Rhetorical modes of aestheticization and surveillance in this melodrama are used to create a pseudo understanding of what is occurring in Central and Eastern Africa. The campaign aestheticizes violence through the use of powerful music, social rhetoric, and by creating a focus on privileged youth who are from the west making a change for the social betterment of humankind through donating money and spreading awareness about Joseph Kony and the LRA. “Kony 2012” is attacking the viewer’s emotions, creating a distinct role for Generation Y to become more active, global citizens. Invisible Children Inc. unintentionally uses the rhetorical mode of surveillance to illustrate the global hierarchies in our “post-colonial” world.

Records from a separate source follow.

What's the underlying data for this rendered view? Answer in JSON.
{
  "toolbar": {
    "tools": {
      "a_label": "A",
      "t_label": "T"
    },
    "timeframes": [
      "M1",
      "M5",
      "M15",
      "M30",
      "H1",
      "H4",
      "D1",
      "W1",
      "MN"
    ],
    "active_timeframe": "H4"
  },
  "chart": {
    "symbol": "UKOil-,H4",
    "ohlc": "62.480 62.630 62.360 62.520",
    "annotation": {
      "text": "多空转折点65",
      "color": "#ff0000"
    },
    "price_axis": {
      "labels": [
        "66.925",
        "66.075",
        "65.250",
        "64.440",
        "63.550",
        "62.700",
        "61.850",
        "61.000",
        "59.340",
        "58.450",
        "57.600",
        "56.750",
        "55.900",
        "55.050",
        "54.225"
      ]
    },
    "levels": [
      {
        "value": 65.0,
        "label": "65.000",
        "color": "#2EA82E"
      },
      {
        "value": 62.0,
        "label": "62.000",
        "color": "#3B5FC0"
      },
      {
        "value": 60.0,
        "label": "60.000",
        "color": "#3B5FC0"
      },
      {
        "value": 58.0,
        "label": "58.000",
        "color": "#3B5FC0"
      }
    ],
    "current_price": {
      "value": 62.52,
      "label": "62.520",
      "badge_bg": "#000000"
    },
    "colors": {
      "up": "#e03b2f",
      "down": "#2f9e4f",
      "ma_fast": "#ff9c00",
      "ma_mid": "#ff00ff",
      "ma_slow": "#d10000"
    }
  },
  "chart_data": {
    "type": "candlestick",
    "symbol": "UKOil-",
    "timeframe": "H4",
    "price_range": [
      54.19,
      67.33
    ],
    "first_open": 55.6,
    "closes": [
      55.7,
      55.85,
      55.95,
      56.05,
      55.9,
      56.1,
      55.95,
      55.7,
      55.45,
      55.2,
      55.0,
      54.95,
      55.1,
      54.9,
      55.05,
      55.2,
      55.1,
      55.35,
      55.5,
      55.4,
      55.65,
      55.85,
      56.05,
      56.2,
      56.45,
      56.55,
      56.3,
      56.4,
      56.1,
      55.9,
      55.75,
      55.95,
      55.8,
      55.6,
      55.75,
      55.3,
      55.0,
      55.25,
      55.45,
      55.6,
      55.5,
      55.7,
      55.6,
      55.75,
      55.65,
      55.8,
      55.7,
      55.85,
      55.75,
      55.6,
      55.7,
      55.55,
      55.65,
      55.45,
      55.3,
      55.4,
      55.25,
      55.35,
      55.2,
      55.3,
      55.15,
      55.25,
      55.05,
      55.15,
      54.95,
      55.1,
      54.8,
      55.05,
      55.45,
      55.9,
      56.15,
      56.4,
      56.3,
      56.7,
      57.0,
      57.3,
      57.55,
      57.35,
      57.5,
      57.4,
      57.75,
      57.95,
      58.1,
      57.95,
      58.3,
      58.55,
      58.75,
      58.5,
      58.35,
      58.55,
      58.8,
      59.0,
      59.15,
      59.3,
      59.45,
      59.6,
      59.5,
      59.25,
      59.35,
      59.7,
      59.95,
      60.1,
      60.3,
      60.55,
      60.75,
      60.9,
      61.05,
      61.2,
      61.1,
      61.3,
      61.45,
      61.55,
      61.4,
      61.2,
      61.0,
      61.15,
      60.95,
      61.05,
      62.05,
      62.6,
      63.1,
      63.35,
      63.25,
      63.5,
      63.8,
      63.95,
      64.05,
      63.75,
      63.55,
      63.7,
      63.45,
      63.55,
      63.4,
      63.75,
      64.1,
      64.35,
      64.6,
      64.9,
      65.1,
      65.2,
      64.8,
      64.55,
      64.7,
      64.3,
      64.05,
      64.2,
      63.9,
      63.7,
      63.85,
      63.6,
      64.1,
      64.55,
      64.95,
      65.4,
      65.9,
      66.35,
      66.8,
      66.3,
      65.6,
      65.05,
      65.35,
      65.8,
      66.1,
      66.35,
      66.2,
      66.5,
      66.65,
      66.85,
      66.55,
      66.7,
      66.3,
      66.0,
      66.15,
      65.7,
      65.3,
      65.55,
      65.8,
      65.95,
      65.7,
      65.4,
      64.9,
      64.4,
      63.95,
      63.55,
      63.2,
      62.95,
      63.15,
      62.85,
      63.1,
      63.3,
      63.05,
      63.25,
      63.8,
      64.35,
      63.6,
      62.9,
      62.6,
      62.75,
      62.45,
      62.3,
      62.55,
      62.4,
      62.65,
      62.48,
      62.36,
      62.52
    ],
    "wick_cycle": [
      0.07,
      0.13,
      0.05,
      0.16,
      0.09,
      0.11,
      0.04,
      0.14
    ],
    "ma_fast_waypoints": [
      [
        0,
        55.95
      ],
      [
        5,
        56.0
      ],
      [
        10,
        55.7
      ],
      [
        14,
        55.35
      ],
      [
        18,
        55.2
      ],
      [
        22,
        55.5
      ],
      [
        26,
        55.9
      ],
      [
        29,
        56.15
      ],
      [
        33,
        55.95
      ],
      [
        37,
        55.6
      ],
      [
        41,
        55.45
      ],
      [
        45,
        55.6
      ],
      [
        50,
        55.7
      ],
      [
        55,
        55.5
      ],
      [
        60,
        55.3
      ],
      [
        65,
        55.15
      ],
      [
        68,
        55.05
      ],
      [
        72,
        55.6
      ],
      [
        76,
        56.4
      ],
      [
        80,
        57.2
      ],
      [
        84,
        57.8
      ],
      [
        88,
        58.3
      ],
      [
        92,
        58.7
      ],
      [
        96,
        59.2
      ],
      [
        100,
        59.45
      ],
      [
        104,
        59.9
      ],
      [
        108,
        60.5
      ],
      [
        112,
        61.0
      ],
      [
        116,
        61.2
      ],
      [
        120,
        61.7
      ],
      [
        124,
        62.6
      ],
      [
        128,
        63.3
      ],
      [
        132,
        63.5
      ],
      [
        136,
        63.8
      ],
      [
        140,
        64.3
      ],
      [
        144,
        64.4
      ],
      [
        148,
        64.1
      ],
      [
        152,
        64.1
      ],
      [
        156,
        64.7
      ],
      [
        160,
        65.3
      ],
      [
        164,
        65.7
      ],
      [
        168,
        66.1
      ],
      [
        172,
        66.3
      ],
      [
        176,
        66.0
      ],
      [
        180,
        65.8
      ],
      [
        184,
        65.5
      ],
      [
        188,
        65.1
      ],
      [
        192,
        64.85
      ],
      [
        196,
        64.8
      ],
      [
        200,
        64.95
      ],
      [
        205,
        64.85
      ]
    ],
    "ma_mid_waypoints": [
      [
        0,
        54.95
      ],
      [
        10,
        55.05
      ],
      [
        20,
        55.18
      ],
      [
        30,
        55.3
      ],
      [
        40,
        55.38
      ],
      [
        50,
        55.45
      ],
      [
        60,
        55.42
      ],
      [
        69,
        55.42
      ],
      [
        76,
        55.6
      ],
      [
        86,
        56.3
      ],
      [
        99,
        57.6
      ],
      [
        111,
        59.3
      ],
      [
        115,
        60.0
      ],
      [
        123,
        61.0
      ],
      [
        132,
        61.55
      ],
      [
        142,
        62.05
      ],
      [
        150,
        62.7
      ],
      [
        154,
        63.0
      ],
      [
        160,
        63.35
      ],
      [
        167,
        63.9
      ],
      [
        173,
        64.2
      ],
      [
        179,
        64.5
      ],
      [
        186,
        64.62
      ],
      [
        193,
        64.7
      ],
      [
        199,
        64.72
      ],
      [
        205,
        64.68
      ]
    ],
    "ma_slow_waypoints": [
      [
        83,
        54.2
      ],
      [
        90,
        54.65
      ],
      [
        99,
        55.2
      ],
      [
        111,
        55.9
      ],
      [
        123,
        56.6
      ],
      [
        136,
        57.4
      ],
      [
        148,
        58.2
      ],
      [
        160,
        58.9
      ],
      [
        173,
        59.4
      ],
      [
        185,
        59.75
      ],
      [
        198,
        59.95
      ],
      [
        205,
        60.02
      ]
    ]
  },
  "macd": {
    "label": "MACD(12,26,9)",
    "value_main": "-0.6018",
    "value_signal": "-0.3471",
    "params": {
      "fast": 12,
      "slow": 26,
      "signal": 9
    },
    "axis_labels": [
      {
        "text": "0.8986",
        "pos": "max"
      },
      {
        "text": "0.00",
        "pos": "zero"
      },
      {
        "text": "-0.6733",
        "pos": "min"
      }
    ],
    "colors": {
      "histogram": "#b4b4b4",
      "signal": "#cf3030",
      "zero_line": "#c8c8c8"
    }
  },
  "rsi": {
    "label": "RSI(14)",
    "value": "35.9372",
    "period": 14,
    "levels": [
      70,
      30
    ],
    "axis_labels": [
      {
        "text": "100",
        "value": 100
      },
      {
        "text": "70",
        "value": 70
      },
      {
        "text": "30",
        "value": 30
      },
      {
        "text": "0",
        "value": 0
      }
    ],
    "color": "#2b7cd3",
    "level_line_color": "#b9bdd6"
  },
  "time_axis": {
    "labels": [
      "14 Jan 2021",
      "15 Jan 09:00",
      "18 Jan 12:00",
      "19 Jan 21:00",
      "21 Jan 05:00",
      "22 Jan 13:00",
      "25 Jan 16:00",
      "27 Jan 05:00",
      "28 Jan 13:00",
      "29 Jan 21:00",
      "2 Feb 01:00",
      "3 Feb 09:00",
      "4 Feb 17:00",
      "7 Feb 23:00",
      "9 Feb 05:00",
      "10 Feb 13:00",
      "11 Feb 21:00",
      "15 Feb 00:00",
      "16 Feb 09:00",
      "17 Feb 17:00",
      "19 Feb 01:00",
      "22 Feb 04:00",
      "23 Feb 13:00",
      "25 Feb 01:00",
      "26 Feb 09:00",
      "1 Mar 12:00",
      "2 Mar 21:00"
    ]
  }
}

The video makes evident that there is a difference between people from the west and those individuals from “war torn Africa.” These rhetorical modes of aestheticization and surveillance have been taken from David Spurr’s, The Rhetoric of Empire. Spurr addresses the role of colonial discourse in the 21st century to create an understanding of how the meaning of a cultural text can be implicitly related to “colonizer” and “colonized” power structures. The aesthetics of “Kony 2012” have been enhanced by the middle-classes ability to observe situations from afar through technological innovations, etc… but at what cost? The campaign is playing on the emotions of pre-dominantly, uninformed, privileged people, making them supportive of a cause that they have never heard of. This has given Invisible Children Inc. the ability to create a ‘cultural text’ that plays with people’s emotions, and challenges the viewer’s identity and arguably their positionality. Spurr makes evident that every cultural text is symbolic of colonial discourse.